At the beginning of this year’s CES show, I posted a podcast about 8K televisions. I basically said, don’t buy one. I stand behind that, even though I’ve now seen the televisions and I have to admit, they look gorgeous. The reasons I gave are good ones: there’s no content and there isn’t likely to be. The price-to-value equation isn’t there. But, since you’re likely to see a lot more discussion about 8K, it might be time to go into some more detail.
What is 8K television?
8K television has a resolution of 7680×4320, which is four times the number of dots as 4K. This graphic from Wikipedia shows the relative number of pixels between current TV formats:
This picture and others like it have been around for years to show people how much more detail is possible with different kinds of TVs. However what it doesn’t account for is the actual content itself.
There is no 8K content right now other than a few test broadcasts. Just like the way that HDTVs make SD content look its best, you can use an 8K television to get the best possible quality out of lesser resolutions. The TV can even create smooth lines where none exist, giving you an impression that the image looks better.
However, none of that makes up for the fact that there just isn’t any detail there. If you were to stand right up against an 8K television you’d see that there simply isn’t any detail other than what you get in the 4K or HD signal. In true 8K, you would be able to read tiny letters and see tiny details like you can with your phone. Phones use ultra-high definition screens so that everything looks smooth. Of course it’s the tiny letters where you can really see the difference.

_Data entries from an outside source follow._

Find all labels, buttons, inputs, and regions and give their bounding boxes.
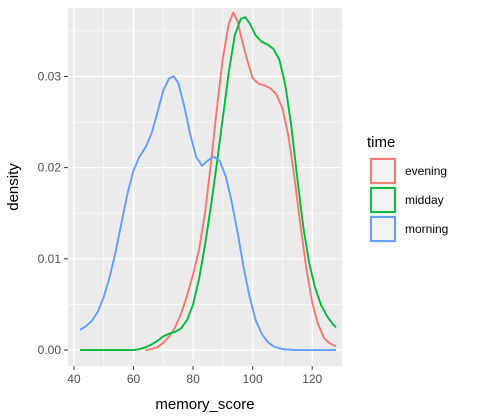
x-tick-label: 100 [243, 372, 263, 386]
x-tick-label: 80 [186, 372, 200, 386]
y-tick-label: 0.03 [38, 69, 62, 83]
legend-label-evening: evening [405, 164, 447, 178]
x-axis-title: memory_score [155, 396, 254, 413]
legend-label-midday: midday [405, 193, 444, 207]
panel-background [68, 8, 342, 366]
y-tick-label: 0.00 [38, 343, 62, 357]
legend-label-morning: morning [405, 222, 448, 236]
density-curves [79, 11, 337, 351]
density-curve-morning [79, 75, 337, 351]
legend: time evening midday morning [367, 134, 448, 243]
x-tick-label: 40 [67, 372, 81, 386]
x-tick-label: 60 [127, 372, 141, 386]
axes: 40 60 80 100 120 0.00 0.01 0.02 0.03 [38, 69, 323, 386]
legend-title: time [367, 134, 395, 151]
density-curve-evening [145, 11, 337, 351]
legend-key-midday [370, 187, 396, 213]
y-tick-label: 0.01 [38, 252, 62, 266]
density-curve-midday [79, 16, 337, 351]
y-axis-title: density [5, 163, 22, 211]
legend-key-morning [370, 216, 396, 242]
y-tick-label: 0.02 [38, 161, 62, 175]
legend-key-evening [370, 158, 396, 184]
x-tick-label: 120 [302, 372, 322, 386]
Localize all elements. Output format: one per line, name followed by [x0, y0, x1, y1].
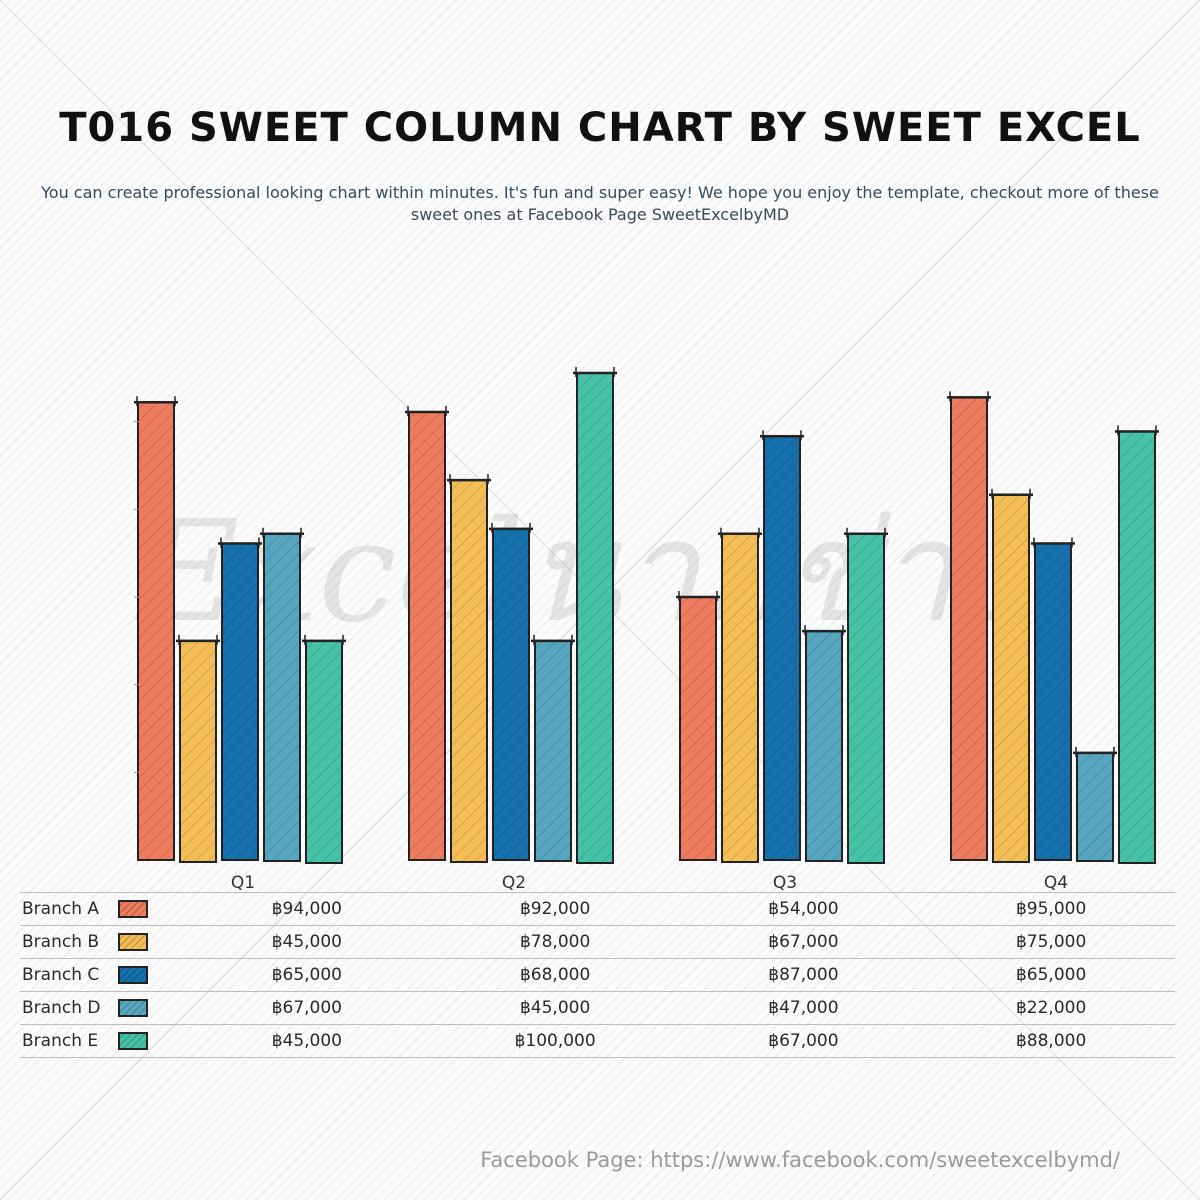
table-cell-value: ฿68,000 [430, 958, 680, 992]
bar-hatch [306, 640, 342, 863]
bar-hatch [993, 494, 1029, 862]
table-cell-value: ฿94,000 [183, 892, 431, 926]
legend-swatch [117, 933, 148, 951]
legend-swatch [117, 1032, 148, 1050]
series-name: Branch D [20, 991, 118, 1025]
table-row: Branch E ฿45,000 ฿100,000 ฿67,000 ฿88,000 [20, 1024, 1175, 1058]
table-row: Branch D ฿67,000 ฿45,000 ฿47,000 ฿22,000 [20, 991, 1175, 1025]
bar-hatch [764, 436, 800, 860]
footer-link-text: Facebook Page: https://www.facebook.com/… [480, 1148, 1120, 1172]
table-cell-value: ฿22,000 [927, 991, 1175, 1025]
bar-hatch [1119, 431, 1155, 863]
table-cell-value: ฿65,000 [927, 958, 1175, 992]
bar-hatch [493, 528, 529, 860]
series-name: Branch B [20, 925, 118, 959]
bar-hatch [1035, 543, 1071, 860]
bar-hatch [264, 533, 300, 861]
bar-hatch [180, 640, 216, 862]
table-cell-value: ฿78,000 [430, 925, 680, 959]
table-cell-value: ฿95,000 [927, 892, 1175, 926]
bar-hatch [138, 402, 174, 860]
table-cell-value: ฿45,000 [183, 1024, 431, 1058]
table-cell-value: ฿67,000 [183, 991, 431, 1025]
table-row: Branch C ฿65,000 ฿68,000 ฿87,000 ฿65,000 [20, 958, 1175, 992]
table-cell-value: ฿67,000 [679, 1024, 928, 1058]
bar-hatch [806, 631, 842, 861]
series-name: Branch E [20, 1024, 118, 1058]
legend-key-cell [117, 991, 184, 1025]
chart-subtitle: You can create professional looking char… [41, 183, 1159, 224]
bar-hatch [848, 533, 884, 863]
series-name: Branch A [20, 892, 118, 926]
x-tick-label-q1: Q1 [231, 873, 255, 893]
x-tick-label-q4: Q4 [1044, 873, 1068, 893]
x-tick-label-q2: Q2 [502, 873, 526, 893]
series-name: Branch C [20, 958, 118, 992]
bar-hatch [535, 640, 571, 861]
legend-key-cell [117, 892, 184, 926]
table-cell-value: ฿87,000 [679, 958, 928, 992]
legend-swatch [117, 999, 148, 1017]
table-cell-value: ฿45,000 [183, 925, 431, 959]
chart-title: T016 SWEET COLUMN CHART BY SWEET EXCEL [59, 105, 1141, 151]
legend-key-cell [117, 1024, 184, 1058]
bar-hatch [409, 411, 445, 860]
table-cell-value: ฿92,000 [430, 892, 680, 926]
bar-hatch [1077, 752, 1113, 861]
legend-swatch [117, 900, 148, 918]
bar-hatch [951, 397, 987, 860]
x-tick-label-q3: Q3 [773, 873, 797, 893]
bar-hatch [722, 533, 758, 862]
legend-key-cell [117, 925, 184, 959]
bar-hatch [680, 597, 716, 860]
table-cell-value: ฿54,000 [679, 892, 928, 926]
table-cell-value: ฿65,000 [183, 958, 431, 992]
table-row: Branch B ฿45,000 ฿78,000 ฿67,000 ฿75,000 [20, 925, 1175, 959]
table-cell-value: ฿45,000 [430, 991, 680, 1025]
table-cell-value: ฿47,000 [679, 991, 928, 1025]
bar-hatch [577, 373, 613, 863]
bar-hatch [222, 543, 258, 860]
table-row: Branch A ฿94,000 ฿92,000 ฿54,000 ฿95,000 [20, 892, 1175, 926]
legend-key-cell [117, 958, 184, 992]
table-cell-value: ฿100,000 [430, 1024, 680, 1058]
table-cell-value: ฿75,000 [927, 925, 1175, 959]
table-cell-value: ฿67,000 [679, 925, 928, 959]
bar-hatch [451, 480, 487, 862]
table-cell-value: ฿88,000 [927, 1024, 1175, 1058]
data-table: Branch A ฿94,000 ฿92,000 ฿54,000 ฿95,000 Bran… [20, 892, 1175, 1058]
legend-swatch [117, 966, 148, 984]
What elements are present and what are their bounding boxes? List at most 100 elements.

Where will 8K even be used?
I think that you’ll see 8K for digital signage. This was one of the first markets to really embrace HD and 4K when it came out. With 8K you can have larger and larger signs which still look highly realistic. Although the video playback may be HD or even worse, the letters on fixed signage will be nice and clear. This will help you out in airports, restaurants and shops where it really makes a difference. You’ll be able to see fine letters and read the sign with less eyestrain.
I also suppose that you’ll see 8K in gaming but it’s going to be a few years before you see consumer level devices that can really render in 8K. In fact it’s just been a few years since you started to see game boxes that put out 4K.
Even if you have the money…
I said this in the podcast and I’ll say it again. We are at a very early stage with 8K. I guarantee there will be changes and you’ll find that today’s 8K TVs become obsolete quickly. They same thing happened with HD and 4K when they came out.
If you literally have nothing else to spend the money on, that’s fine but just don’t expect a return on your investment. Today’s 8K TVs will give way to “whatever’s next” very quickly.